Precision medicine is being developed as a preventative, diagnostic and treatment tool to combat complex human diseases in a personalized manner. By utilizing high-throughput technologies, dynamic 'omics data including genetics, epi-genetics and even meta-genomics has produced temporal-spatial big biological datasets which can be associated with individual genotypes underlying pathogen progressive phenotypes. It is therefore necessary to investigate how to integrate these multi-scale 'omics datasets to distinguish the novel individual-specific disease causes from conventional cohort-common disease causes. Currently, machine learning plays an important role in biological and biomedical research, especially in the analysis of big 'omics data. However, in contrast to traditional big social data, 'omics datasets are currently always "small-sample-high-dimension", which causes overwhelming application problems and also introduces new challenges: (1) Big 'omics datasets can be extremely unbalanced, due to the difficulty of obtaining enough positive samples of such rare mutations or rare diseases
(2) A large number of machine learning models are "black box," which is enough to apply in social applications.

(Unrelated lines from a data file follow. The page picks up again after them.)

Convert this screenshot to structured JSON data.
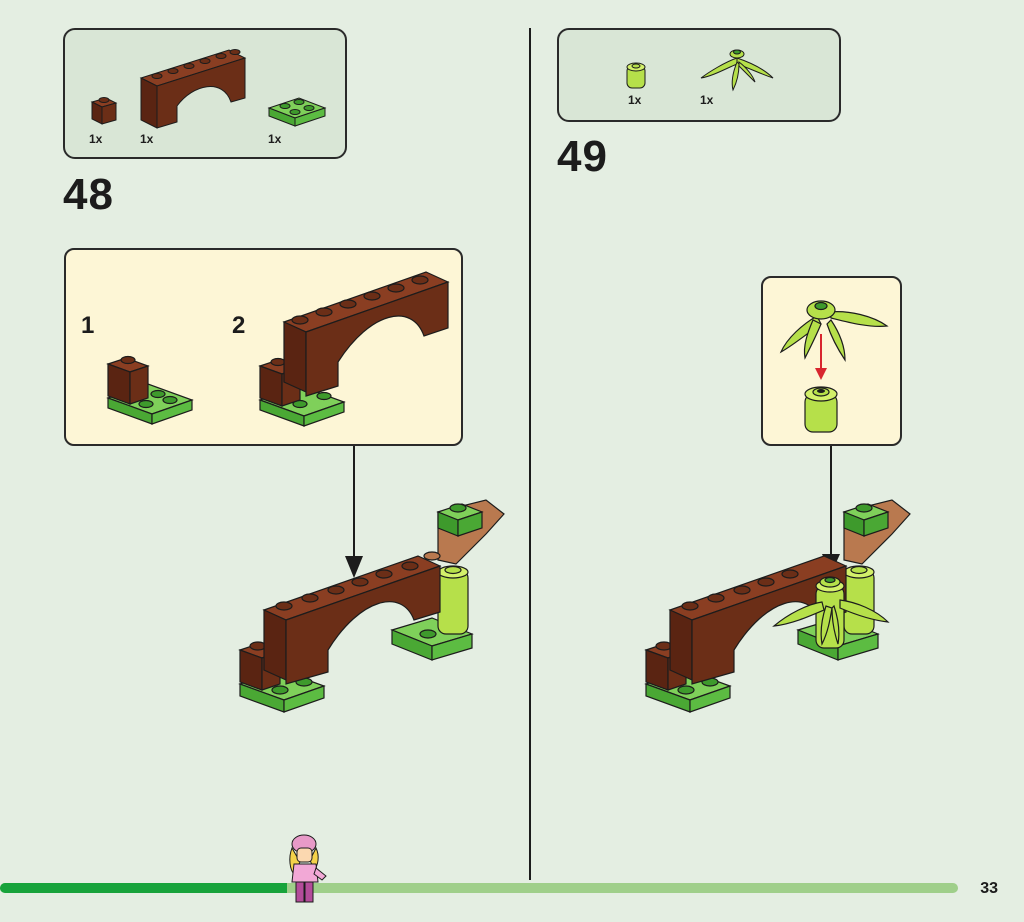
{
  "page": {
    "number": "33"
  },
  "step48": {
    "number": "48",
    "parts": [
      {
        "qty": "1x",
        "name": "brick-1x1-reddish-brown"
      },
      {
        "qty": "1x",
        "name": "arch-1x6x2-reddish-brown"
      },
      {
        "qty": "1x",
        "name": "plate-2x2-bright-green"
      }
    ],
    "substeps": [
      "1",
      "2"
    ]
  },
  "step49": {
    "number": "49",
    "parts": [
      {
        "qty": "1x",
        "name": "round-brick-1x1-lime"
      },
      {
        "qty": "1x",
        "name": "plant-leaves-lime"
      }
    ]
  },
  "progress": {
    "fraction": 0.3
  },
  "colors": {
    "background": "#e4eee2",
    "parts_box": "#d9e6d6",
    "callout": "#fdf6d6",
    "brown": "#6b2e17",
    "tan": "#b9794f",
    "green": "#6cc24a",
    "dark_green": "#3e9a2c",
    "lime": "#b6e04a",
    "progress_done": "#17a33b",
    "progress_todo": "#9fcf8a",
    "arrow_red": "#d8262e"
  }
}
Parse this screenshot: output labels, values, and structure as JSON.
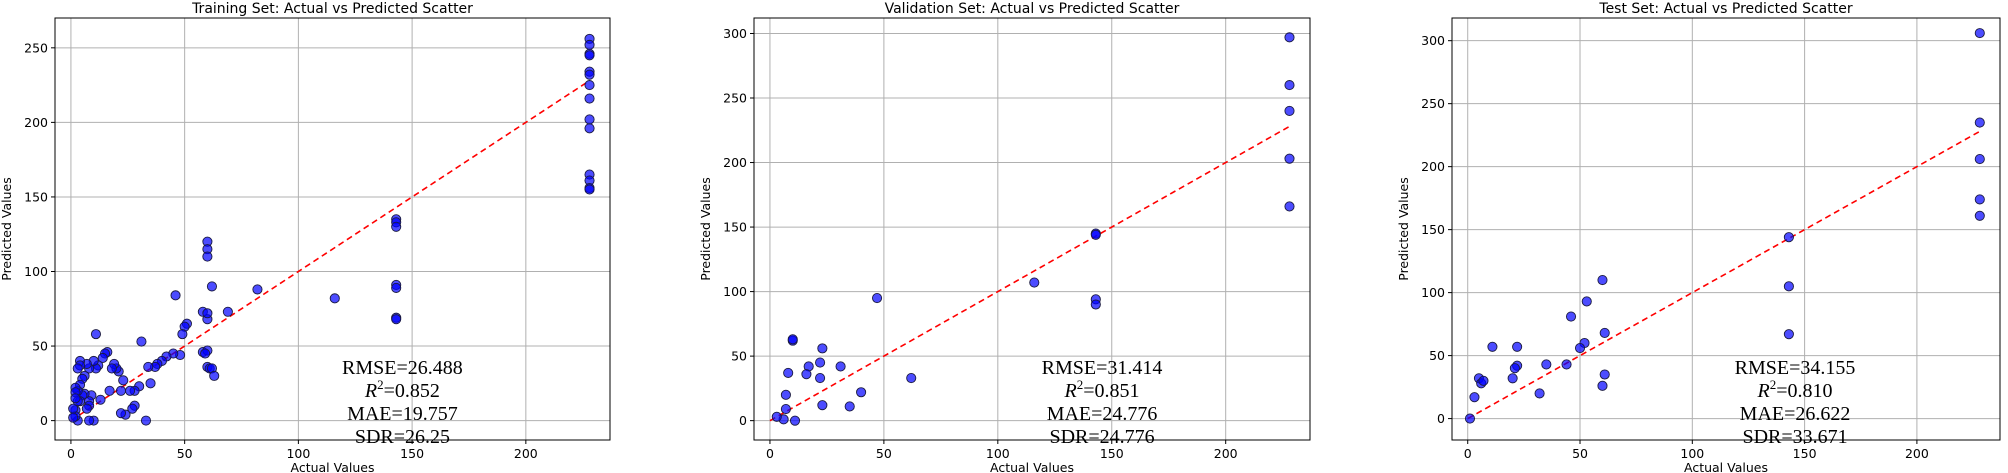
{
  "chart_data": [
    {
      "type": "scatter",
      "title": "Training Set: Actual vs Predicted Scatter",
      "xlabel": "Actual Values",
      "ylabel": "Predicted Values",
      "xlim": [
        -7,
        237
      ],
      "ylim": [
        -13,
        270
      ],
      "xticks": [
        0,
        50,
        100,
        150,
        200
      ],
      "yticks": [
        0,
        50,
        100,
        150,
        200,
        250
      ],
      "grid": true,
      "reference_line": {
        "style": "dashed",
        "color": "#ff0000",
        "from": [
          0,
          0
        ],
        "to": [
          228,
          228
        ]
      },
      "metrics": {
        "rmse": "RMSE=26.488",
        "r2_value": "=0.852",
        "mae": "MAE=19.757",
        "sdr": "SDR=26.25"
      },
      "r2_label": {
        "base": "R",
        "exp": "2"
      },
      "points": [
        [
          228,
          256
        ],
        [
          228,
          252
        ],
        [
          228,
          246
        ],
        [
          228,
          245
        ],
        [
          228,
          234
        ],
        [
          228,
          232
        ],
        [
          228,
          225
        ],
        [
          228,
          216
        ],
        [
          228,
          202
        ],
        [
          228,
          196
        ],
        [
          228,
          165
        ],
        [
          228,
          161
        ],
        [
          228,
          156
        ],
        [
          228,
          155
        ],
        [
          143,
          135
        ],
        [
          143,
          133
        ],
        [
          143,
          130
        ],
        [
          143,
          91
        ],
        [
          143,
          89
        ],
        [
          143,
          69
        ],
        [
          143,
          68
        ],
        [
          116,
          82
        ],
        [
          82,
          88
        ],
        [
          69,
          73
        ],
        [
          62,
          90
        ],
        [
          60,
          120
        ],
        [
          60,
          115
        ],
        [
          60,
          110
        ],
        [
          58,
          73
        ],
        [
          60,
          68
        ],
        [
          60,
          72
        ],
        [
          58,
          46
        ],
        [
          60,
          47
        ],
        [
          59,
          45
        ],
        [
          60,
          36
        ],
        [
          61,
          35
        ],
        [
          62,
          35
        ],
        [
          63,
          30
        ],
        [
          51,
          65
        ],
        [
          50,
          63
        ],
        [
          49,
          58
        ],
        [
          48,
          44
        ],
        [
          46,
          84
        ],
        [
          45,
          45
        ],
        [
          42,
          43
        ],
        [
          40,
          40
        ],
        [
          38,
          38
        ],
        [
          37,
          36
        ],
        [
          35,
          25
        ],
        [
          34,
          36
        ],
        [
          33,
          0
        ],
        [
          31,
          53
        ],
        [
          30,
          23
        ],
        [
          28,
          20
        ],
        [
          28,
          10
        ],
        [
          27,
          8
        ],
        [
          26,
          20
        ],
        [
          24,
          4
        ],
        [
          23,
          27
        ],
        [
          22,
          20
        ],
        [
          22,
          5
        ],
        [
          21,
          33
        ],
        [
          20,
          35
        ],
        [
          19,
          38
        ],
        [
          18,
          35
        ],
        [
          17,
          20
        ],
        [
          16,
          46
        ],
        [
          15,
          45
        ],
        [
          14,
          42
        ],
        [
          13,
          14
        ],
        [
          12,
          37
        ],
        [
          11,
          58
        ],
        [
          11,
          35
        ],
        [
          10,
          40
        ],
        [
          10,
          0
        ],
        [
          9,
          17
        ],
        [
          8,
          35
        ],
        [
          8,
          13
        ],
        [
          8,
          10
        ],
        [
          8,
          0
        ],
        [
          7,
          8
        ],
        [
          7,
          38
        ],
        [
          6,
          30
        ],
        [
          6,
          18
        ],
        [
          5,
          28
        ],
        [
          5,
          17
        ],
        [
          4,
          40
        ],
        [
          4,
          37
        ],
        [
          4,
          24
        ],
        [
          4,
          13
        ],
        [
          3,
          35
        ],
        [
          3,
          20
        ],
        [
          3,
          13
        ],
        [
          3,
          0
        ],
        [
          2,
          22
        ],
        [
          2,
          19
        ],
        [
          2,
          15
        ],
        [
          2,
          7
        ],
        [
          2,
          3
        ],
        [
          1,
          8
        ],
        [
          1,
          2
        ]
      ]
    },
    {
      "type": "scatter",
      "title": "Validation Set: Actual vs Predicted Scatter",
      "xlabel": "Actual Values",
      "ylabel": "Predicted Values",
      "xlim": [
        -7,
        237
      ],
      "ylim": [
        -15,
        312
      ],
      "xticks": [
        0,
        50,
        100,
        150,
        200
      ],
      "yticks": [
        0,
        50,
        100,
        150,
        200,
        250,
        300
      ],
      "grid": true,
      "reference_line": {
        "style": "dashed",
        "color": "#ff0000",
        "from": [
          0,
          0
        ],
        "to": [
          228,
          228
        ]
      },
      "metrics": {
        "rmse": "RMSE=31.414",
        "r2_value": "=0.851",
        "mae": "MAE=24.776",
        "sdr": "SDR=24.776"
      },
      "r2_label": {
        "base": "R",
        "exp": "2"
      },
      "points": [
        [
          228,
          297
        ],
        [
          228,
          260
        ],
        [
          228,
          240
        ],
        [
          228,
          203
        ],
        [
          228,
          166
        ],
        [
          143,
          145
        ],
        [
          143,
          144
        ],
        [
          143,
          94
        ],
        [
          143,
          90
        ],
        [
          116,
          107
        ],
        [
          62,
          33
        ],
        [
          47,
          95
        ],
        [
          40,
          22
        ],
        [
          35,
          11
        ],
        [
          31,
          42
        ],
        [
          23,
          56
        ],
        [
          23,
          12
        ],
        [
          22,
          45
        ],
        [
          22,
          33
        ],
        [
          17,
          42
        ],
        [
          16,
          36
        ],
        [
          11,
          0
        ],
        [
          10,
          62
        ],
        [
          10,
          63
        ],
        [
          8,
          37
        ],
        [
          7,
          9
        ],
        [
          7,
          20
        ],
        [
          6,
          1
        ],
        [
          3,
          3
        ]
      ]
    },
    {
      "type": "scatter",
      "title": "Test Set: Actual vs Predicted Scatter",
      "xlabel": "Actual Values",
      "ylabel": "Predicted Values",
      "xlim": [
        -7,
        237
      ],
      "ylim": [
        -17,
        318
      ],
      "xticks": [
        0,
        50,
        100,
        150,
        200
      ],
      "yticks": [
        0,
        50,
        100,
        150,
        200,
        250,
        300
      ],
      "grid": true,
      "reference_line": {
        "style": "dashed",
        "color": "#ff0000",
        "from": [
          0,
          0
        ],
        "to": [
          228,
          228
        ]
      },
      "metrics": {
        "rmse": "RMSE=34.155",
        "r2_value": "=0.810",
        "mae": "MAE=26.622",
        "sdr": "SDR=33.671"
      },
      "r2_label": {
        "base": "R",
        "exp": "2"
      },
      "points": [
        [
          228,
          306
        ],
        [
          228,
          235
        ],
        [
          228,
          206
        ],
        [
          228,
          174
        ],
        [
          228,
          161
        ],
        [
          143,
          144
        ],
        [
          143,
          105
        ],
        [
          143,
          67
        ],
        [
          60,
          110
        ],
        [
          61,
          68
        ],
        [
          61,
          35
        ],
        [
          60,
          26
        ],
        [
          53,
          93
        ],
        [
          52,
          60
        ],
        [
          50,
          56
        ],
        [
          46,
          81
        ],
        [
          44,
          43
        ],
        [
          35,
          43
        ],
        [
          32,
          20
        ],
        [
          22,
          57
        ],
        [
          22,
          42
        ],
        [
          21,
          40
        ],
        [
          20,
          32
        ],
        [
          11,
          57
        ],
        [
          5,
          32
        ],
        [
          6,
          28
        ],
        [
          7,
          30
        ],
        [
          3,
          17
        ],
        [
          1,
          0
        ]
      ]
    }
  ]
}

However, in biological or biomedical fields, knowledge of the molecular mechanisms underlying any disease or biological study is necessary to deepen our understanding
(3) The genotype-phenotype association is a "white clue" captured in conventional big data studies. But identification of "causality" rather than association would be more helpful for physicians or biologists, as this can be used to determine an experimental target as the subject of future research. Therefore, to simultaneously improve the phenotype discrimination and genotype interpretability for complex diseases, it is necessary: To design and implement new machine learning technologies to integrate prior-knowledge with new 'omics datasets to provide transferable learning methods by combining multiple sources of data
To develop new network-based theories and methods to balance the trade-off between accuracy and interpretability of machine learning in biomedical and biological domains
To enhance the causality inference on "small-sample high dimension" data to capture the personalized causal relationship.